M L Kurtzhals(1) A Norman(1) E Svensson(1) T Lillebaek(1,2) D B Folkvardsen(1)

1:Statens Serum Institut; 2:University of Copenhagen

Infection with Mycobacterium tuberculosis remains one of the biggest causes of death from a single microorganism worldwide, and the continuous emergence of drug resistance aggrevates our ability to cure the disease. New improved resistance detection methods are needed to provide adequate treatment, such as whole genome sequencing (WGS), which has been used increasingly to identify resistance-conferring mutations over the last decade.
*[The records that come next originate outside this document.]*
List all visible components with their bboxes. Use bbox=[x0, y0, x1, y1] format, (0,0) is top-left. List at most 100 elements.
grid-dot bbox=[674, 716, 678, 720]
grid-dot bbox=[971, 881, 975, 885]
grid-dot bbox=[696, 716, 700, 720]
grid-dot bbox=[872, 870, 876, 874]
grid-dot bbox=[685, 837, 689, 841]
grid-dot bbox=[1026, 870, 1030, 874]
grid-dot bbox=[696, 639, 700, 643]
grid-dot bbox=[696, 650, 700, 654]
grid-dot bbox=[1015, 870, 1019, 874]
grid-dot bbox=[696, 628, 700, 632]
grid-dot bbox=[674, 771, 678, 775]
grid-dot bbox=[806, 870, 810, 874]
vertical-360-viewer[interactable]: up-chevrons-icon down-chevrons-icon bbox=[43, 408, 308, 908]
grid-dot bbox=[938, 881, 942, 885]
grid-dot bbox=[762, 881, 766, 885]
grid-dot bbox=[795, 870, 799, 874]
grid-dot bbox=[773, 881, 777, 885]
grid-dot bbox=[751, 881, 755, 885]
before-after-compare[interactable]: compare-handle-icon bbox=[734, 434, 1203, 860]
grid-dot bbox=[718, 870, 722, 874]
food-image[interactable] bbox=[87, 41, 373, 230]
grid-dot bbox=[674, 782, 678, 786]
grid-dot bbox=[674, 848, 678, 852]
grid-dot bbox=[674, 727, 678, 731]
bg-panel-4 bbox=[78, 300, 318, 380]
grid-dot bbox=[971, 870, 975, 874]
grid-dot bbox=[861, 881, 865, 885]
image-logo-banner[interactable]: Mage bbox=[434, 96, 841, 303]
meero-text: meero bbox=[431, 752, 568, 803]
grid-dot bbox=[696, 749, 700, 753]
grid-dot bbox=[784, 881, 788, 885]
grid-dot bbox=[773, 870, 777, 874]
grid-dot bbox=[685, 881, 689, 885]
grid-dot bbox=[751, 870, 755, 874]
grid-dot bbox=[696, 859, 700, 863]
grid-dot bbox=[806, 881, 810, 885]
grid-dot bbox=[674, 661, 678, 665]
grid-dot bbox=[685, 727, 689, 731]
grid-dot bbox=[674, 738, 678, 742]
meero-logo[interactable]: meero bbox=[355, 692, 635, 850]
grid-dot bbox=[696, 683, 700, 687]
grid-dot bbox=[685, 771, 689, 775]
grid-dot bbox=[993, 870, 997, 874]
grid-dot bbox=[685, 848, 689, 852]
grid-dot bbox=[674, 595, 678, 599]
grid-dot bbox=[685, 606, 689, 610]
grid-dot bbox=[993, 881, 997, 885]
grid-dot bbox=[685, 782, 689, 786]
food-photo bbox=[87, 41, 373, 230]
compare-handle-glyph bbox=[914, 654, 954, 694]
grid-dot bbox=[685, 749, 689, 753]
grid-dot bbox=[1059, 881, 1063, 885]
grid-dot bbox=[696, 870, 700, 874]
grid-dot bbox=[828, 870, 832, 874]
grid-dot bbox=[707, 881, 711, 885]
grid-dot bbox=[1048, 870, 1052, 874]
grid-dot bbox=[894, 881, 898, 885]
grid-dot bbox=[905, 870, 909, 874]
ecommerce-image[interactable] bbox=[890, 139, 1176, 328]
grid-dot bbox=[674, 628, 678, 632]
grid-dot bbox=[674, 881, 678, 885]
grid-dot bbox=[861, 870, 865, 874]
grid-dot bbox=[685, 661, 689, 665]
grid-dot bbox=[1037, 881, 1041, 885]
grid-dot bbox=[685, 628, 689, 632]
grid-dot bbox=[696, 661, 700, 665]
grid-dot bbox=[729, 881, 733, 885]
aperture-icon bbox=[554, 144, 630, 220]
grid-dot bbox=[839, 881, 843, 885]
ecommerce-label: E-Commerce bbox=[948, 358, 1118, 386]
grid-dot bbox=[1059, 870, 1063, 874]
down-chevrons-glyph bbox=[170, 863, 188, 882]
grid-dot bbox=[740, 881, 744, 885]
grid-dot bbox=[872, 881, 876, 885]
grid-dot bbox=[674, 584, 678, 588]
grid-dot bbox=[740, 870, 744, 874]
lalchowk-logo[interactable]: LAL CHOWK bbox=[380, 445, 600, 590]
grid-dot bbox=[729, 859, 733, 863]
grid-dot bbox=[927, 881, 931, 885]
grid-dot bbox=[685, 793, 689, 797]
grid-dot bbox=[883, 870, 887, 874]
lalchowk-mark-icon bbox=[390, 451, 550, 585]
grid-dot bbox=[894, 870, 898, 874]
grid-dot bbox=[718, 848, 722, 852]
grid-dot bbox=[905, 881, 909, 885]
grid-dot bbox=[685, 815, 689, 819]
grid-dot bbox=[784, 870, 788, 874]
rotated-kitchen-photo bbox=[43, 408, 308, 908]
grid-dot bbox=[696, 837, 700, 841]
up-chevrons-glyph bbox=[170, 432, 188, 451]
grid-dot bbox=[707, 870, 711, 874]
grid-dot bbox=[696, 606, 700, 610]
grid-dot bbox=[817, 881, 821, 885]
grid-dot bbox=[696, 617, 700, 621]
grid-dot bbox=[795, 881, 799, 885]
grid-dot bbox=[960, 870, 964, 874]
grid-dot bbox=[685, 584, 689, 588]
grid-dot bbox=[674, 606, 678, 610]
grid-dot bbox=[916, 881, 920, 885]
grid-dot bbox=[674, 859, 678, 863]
The steadily increasing knowledge of resistance-conferring mutations increases our ability to predict resistance based on genomic data alone. This study evaluates the performance of WGS to predict M. tuberculosis complex resistance. It compares WGS predictions with the phenotypic (culture-based) drug susceptibility results based on 20 years nationwide Danish data. Analysing 6230 WGS-sequenced samples, the sensitivities for isoniazid, rifampicin, ethambutol, and pyrazinamide were 82.5%, 97.3%, 58.0%, and 60.5%, respectively, and specificities were 99.8%, 99.8%, 99.4%, and 99.9%, respectively. A broader range of both sensitivities and specificities was observed for second-line drugs. The results conform with previously reported values and indicate that WGS is reliable for routine resistance detection in resource-rich TB low-incidence and low-resistance settings such as Denmark.